Vasquez continued, “Our members have been working non-stop throughout the pandemic to keep San Diego communities clean and safe, and they have been pushed to the brink by excessive working hours and harassment by company management. We tried to bring these issues to Republic executives at the bargaining table, but they had no interest in bargaining in good faith. Our members felt they had no choice but to go on strike to try to get the company to listen to their concerns.”
Republic Services is the second-largest trash collectionand landfill corporation in America. In 2020, Republic Services earned over $10 billion, with $1.2 billion in net profit, while its CEO’s total compensation totaled over $12 million. Republic has spent more than $736 million buying back its stock in recent years. Republic’s largest shareholder is Microsoft founder Bill Gates, and Gates’ investment advisor sits on Republic’s board of directors.
“Republic Services has brought in strike breakers at higher pay than it’s offering our members,” said Vasquez. “It’s no surprise that our members voted down Republic’s current contract proposal. In addition, it was a slap in the face to learn that Republic gave its board members hundreds of thousands of dollars in cash and stock this week.”

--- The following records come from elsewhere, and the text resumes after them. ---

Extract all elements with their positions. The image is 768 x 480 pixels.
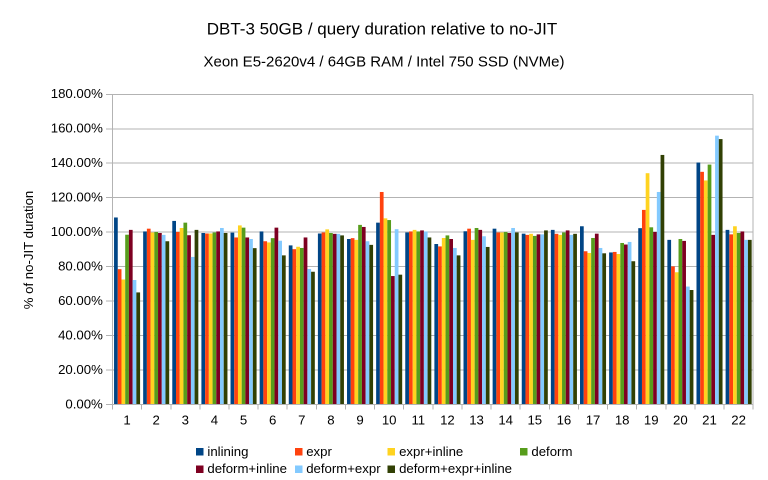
svg-text:2: 2 [153, 413, 160, 428]
svg-text:inlining: inlining [207, 444, 248, 459]
svg-text:17: 17 [586, 413, 601, 428]
svg-text:7: 7 [298, 413, 305, 428]
svg-text:deform: deform [531, 444, 572, 459]
svg-text:13: 13 [469, 413, 484, 428]
svg-text:14: 14 [498, 413, 513, 428]
svg-text:% of no-JIT duration: % of no-JIT duration [21, 191, 36, 310]
svg-text:11: 11 [411, 413, 425, 428]
svg-text:180.00%: 180.00% [51, 86, 103, 101]
svg-text:100.00%: 100.00% [51, 224, 103, 239]
svg-text:40.00%: 40.00% [58, 327, 103, 342]
svg-text:deform+inline: deform+inline [207, 461, 287, 476]
svg-text:9: 9 [356, 413, 363, 428]
svg-text:120.00%: 120.00% [51, 190, 103, 205]
svg-text:80.00%: 80.00% [58, 258, 103, 273]
svg-text:deform+expr+inline: deform+expr+inline [399, 461, 512, 476]
svg-text:1: 1 [123, 413, 130, 428]
svg-text:10: 10 [382, 413, 397, 428]
svg-text:expr+inline: expr+inline [399, 444, 463, 459]
svg-text:20.00%: 20.00% [58, 362, 103, 377]
svg-text:19: 19 [644, 413, 659, 428]
svg-text:Xeon E5-2620v4 / 64GB RAM / In: Xeon E5-2620v4 / 64GB RAM / Intel 750 SS… [203, 53, 564, 70]
svg-text:expr: expr [306, 444, 332, 459]
svg-text:0.00%: 0.00% [65, 396, 103, 411]
svg-text:21: 21 [702, 413, 717, 428]
svg-text:3: 3 [182, 413, 189, 428]
svg-text:20: 20 [673, 413, 688, 428]
svg-text:6: 6 [269, 413, 276, 428]
svg-text:60.00%: 60.00% [58, 293, 103, 308]
svg-text:16: 16 [557, 413, 572, 428]
svg-text:12: 12 [440, 413, 455, 428]
svg-text:4: 4 [211, 413, 218, 428]
svg-text:18: 18 [615, 413, 630, 428]
svg-text:deform+expr: deform+expr [306, 461, 381, 476]
svg-text:15: 15 [527, 413, 542, 428]
svg-text:DBT-3 50GB / query duration re: DBT-3 50GB / query duration relative to … [207, 19, 558, 38]
svg-text:8: 8 [327, 413, 334, 428]
svg-text:5: 5 [240, 413, 247, 428]
svg-text:140.00%: 140.00% [51, 155, 103, 170]
svg-text:22: 22 [731, 413, 746, 428]
svg-text:160.00%: 160.00% [51, 121, 103, 136]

On January 5, Republic board members received their annual restricted stock award for 2022. Each received stock worth $230,000, which is in addition to the approximately $100,000 in cash they receive for attending six board meetings a year.
“It’s time the millionaire executives in Phoenix recognize the sacrifices of its frontline workers instead of lining their own pockets with the profits that these workers make for the company,” said Chuck Stiles, Director of the Teamsters Solid Waste & Recycling Division. “Sanitation work is the sixth deadliest job in America. These workers put their lives on the line every day to protect the public health. Republic pays shareholders like Bill Gates hundreds of millions of dollars in dividends every year — it can afford to treat its workers with dignity and respect, and ensure they are safe on the job.”
“We know customers are frustrated, and we apologize for the inconvenience. This strike affects our members’ families and neighborhoods, too,” said Vasquez. “Our members are public service workers who want desperately to be able to get back into their trucks and clean up their communities. All we ask is that Republic Services recognizes the value and needs of its essential workers who have kept this community safe, clean and protected for nearly two years of this pandemic. It’s unconscionable that the decisions of millionaire executives sitting in swanky offices or at home teleworking in Phoenix are allowed to deprive our members of their livelihoods and keep putting the public health at risk throughout San Diego.”
“We appreciate all the support that so many of you have voiced so far,” Vasquez continued. “We want to continue bargaining and to come to a fair agreement as soon as possible.”
The International Brotherhood of Teamsters represents more than 7,000 Republic workers nationwide. Teamster members who work for Republic Services are in negotiations for contracts that expired in 2021 in seven locations: San Diego, San Francisco, San Jose, Stockton, and Richmond, Calif.; Seattle; and New Orleans.